Deputowani z komisji środowiska i zdrowia publicznego zażądali wprowadzenia zakazu cienkich papierosów, czyli popularnych „slimów”. Jeśli chodzi o papierosy mentolowe, to nie zaproponowali restrykcji, ale ich przyszłość na unijnym rynku to wciąż sprawa otwarta.

Polska argumentowała, że zakaz produkcji i sprzedaży zarówno popularnych slimów, jak i mentoli wpłynie negatywnie na jej sytuację gospodarczą i będzie zagrożeniem dla jednej trzeciej rynku tytoniowego. To głosowanie nie jest więc po myśli Warszawy. „Niedobrze, spodziewaliśmy się, że będzie lepiej. Broniliśmy nie palenia papierosów, ale realnych zagrożonych interesów polskich plantatorów i przemysłu” - skomentował europoseł Tadeusz Cymański.

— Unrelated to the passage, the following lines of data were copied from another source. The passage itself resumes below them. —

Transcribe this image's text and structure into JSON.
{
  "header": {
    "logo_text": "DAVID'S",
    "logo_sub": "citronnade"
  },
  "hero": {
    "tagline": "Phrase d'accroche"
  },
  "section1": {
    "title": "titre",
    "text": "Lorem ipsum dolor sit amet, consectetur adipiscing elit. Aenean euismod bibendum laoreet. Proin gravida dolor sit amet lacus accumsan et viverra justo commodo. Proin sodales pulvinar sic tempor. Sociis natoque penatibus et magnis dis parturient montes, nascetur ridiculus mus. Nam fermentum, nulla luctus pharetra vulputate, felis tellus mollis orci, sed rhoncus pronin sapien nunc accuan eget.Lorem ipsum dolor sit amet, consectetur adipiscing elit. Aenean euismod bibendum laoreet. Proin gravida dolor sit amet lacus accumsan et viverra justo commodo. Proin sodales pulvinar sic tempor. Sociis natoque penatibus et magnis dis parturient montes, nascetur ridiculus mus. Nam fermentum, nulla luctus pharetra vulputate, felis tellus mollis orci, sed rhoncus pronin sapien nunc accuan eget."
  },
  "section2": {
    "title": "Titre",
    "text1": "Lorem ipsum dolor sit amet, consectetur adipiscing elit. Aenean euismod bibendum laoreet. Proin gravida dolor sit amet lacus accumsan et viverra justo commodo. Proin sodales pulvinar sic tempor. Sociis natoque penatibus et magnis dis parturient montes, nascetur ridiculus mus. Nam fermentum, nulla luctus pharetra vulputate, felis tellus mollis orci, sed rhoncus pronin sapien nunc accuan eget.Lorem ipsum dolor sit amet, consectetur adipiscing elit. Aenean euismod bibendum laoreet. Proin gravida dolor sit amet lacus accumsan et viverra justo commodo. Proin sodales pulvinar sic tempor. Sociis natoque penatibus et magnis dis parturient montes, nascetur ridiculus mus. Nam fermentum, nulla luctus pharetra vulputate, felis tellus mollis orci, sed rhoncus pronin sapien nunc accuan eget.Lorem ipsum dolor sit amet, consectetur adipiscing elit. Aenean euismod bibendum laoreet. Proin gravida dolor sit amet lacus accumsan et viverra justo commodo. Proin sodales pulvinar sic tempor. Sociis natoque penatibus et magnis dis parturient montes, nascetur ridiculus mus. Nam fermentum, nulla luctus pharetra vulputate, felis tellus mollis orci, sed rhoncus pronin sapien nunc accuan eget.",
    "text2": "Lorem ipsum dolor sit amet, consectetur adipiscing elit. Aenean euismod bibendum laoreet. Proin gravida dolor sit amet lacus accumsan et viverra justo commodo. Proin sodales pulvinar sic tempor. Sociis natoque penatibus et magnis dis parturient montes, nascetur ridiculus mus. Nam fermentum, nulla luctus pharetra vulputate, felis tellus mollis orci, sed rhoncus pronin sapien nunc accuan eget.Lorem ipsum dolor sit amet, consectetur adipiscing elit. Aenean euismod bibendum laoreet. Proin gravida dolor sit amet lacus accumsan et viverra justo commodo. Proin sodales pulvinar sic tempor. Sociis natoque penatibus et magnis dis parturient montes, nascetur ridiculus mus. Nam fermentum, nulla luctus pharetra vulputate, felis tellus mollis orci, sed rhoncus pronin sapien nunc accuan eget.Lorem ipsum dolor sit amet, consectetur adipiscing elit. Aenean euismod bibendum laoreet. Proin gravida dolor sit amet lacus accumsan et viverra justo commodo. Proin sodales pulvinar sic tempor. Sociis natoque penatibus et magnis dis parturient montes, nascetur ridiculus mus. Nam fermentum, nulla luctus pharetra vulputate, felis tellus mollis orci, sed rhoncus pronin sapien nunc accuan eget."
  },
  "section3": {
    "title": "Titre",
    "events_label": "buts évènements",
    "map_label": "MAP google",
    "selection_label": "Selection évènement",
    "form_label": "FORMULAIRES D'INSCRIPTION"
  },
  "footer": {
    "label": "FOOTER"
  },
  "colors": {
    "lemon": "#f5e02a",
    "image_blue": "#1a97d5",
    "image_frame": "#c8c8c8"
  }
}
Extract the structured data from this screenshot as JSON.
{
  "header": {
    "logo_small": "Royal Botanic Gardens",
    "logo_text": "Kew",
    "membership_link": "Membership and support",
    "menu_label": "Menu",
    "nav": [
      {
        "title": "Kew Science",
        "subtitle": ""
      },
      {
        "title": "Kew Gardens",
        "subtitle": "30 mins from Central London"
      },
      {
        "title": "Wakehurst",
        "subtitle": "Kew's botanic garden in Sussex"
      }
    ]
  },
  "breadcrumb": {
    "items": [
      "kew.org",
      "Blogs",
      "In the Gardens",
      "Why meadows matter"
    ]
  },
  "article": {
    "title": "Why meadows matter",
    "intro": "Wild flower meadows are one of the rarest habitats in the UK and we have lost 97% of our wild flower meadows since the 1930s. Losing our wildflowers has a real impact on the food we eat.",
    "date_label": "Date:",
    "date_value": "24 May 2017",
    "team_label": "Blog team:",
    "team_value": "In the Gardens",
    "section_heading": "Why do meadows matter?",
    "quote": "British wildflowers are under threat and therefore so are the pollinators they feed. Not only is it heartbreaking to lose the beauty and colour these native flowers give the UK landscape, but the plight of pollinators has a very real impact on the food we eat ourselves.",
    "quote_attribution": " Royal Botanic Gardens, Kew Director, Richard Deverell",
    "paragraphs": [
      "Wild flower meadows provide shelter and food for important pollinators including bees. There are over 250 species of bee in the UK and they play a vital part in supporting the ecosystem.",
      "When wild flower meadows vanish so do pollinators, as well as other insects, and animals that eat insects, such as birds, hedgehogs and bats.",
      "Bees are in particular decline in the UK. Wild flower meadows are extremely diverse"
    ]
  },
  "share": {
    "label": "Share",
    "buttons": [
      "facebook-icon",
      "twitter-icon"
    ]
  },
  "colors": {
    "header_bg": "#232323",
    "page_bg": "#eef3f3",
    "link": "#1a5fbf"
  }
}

Deputowana Jolanta Hibner nazwała to uderzeniem w polską gospodarkę. „Jesteśmy największym producentem w Europie papierosów zarówno slim, jak i różnych smakowych. To działanie przeciwko polskiemu przemysłowi” - dodała. Europosłowie chcą, by popularne slimy zniknęły z rynku. Natomiast nie zdecydowali w sprawie przyszłości papierosów mentolowych. Nie zażądali wprawdzie zakazu, ale - jak poinformował Bogusław Sonik - zlecili Komisji, by ustaliła listę dopuszczalnych substancji aromatycznych. „Chodzi o listę składników, które mogą być dodawane do papierosów po przebadaniu, że nie są szkodliwe. Wzywamy do analiz naukowych, co jest szkodliwe, a co nie” - wyjaśnił europoseł Bogusław Sonik.

Głosowanie w komisji parlamentarnej nie kończy jeszcze prac. Po wakacjach w sprawie przepisów wypowie się cały europarlament. Natomiast o ostatecznym kształcie dyrektywy tytoniowej zdecydują wspólnie w negocjacjach deputowani i przedstawiciele unijnych krajów.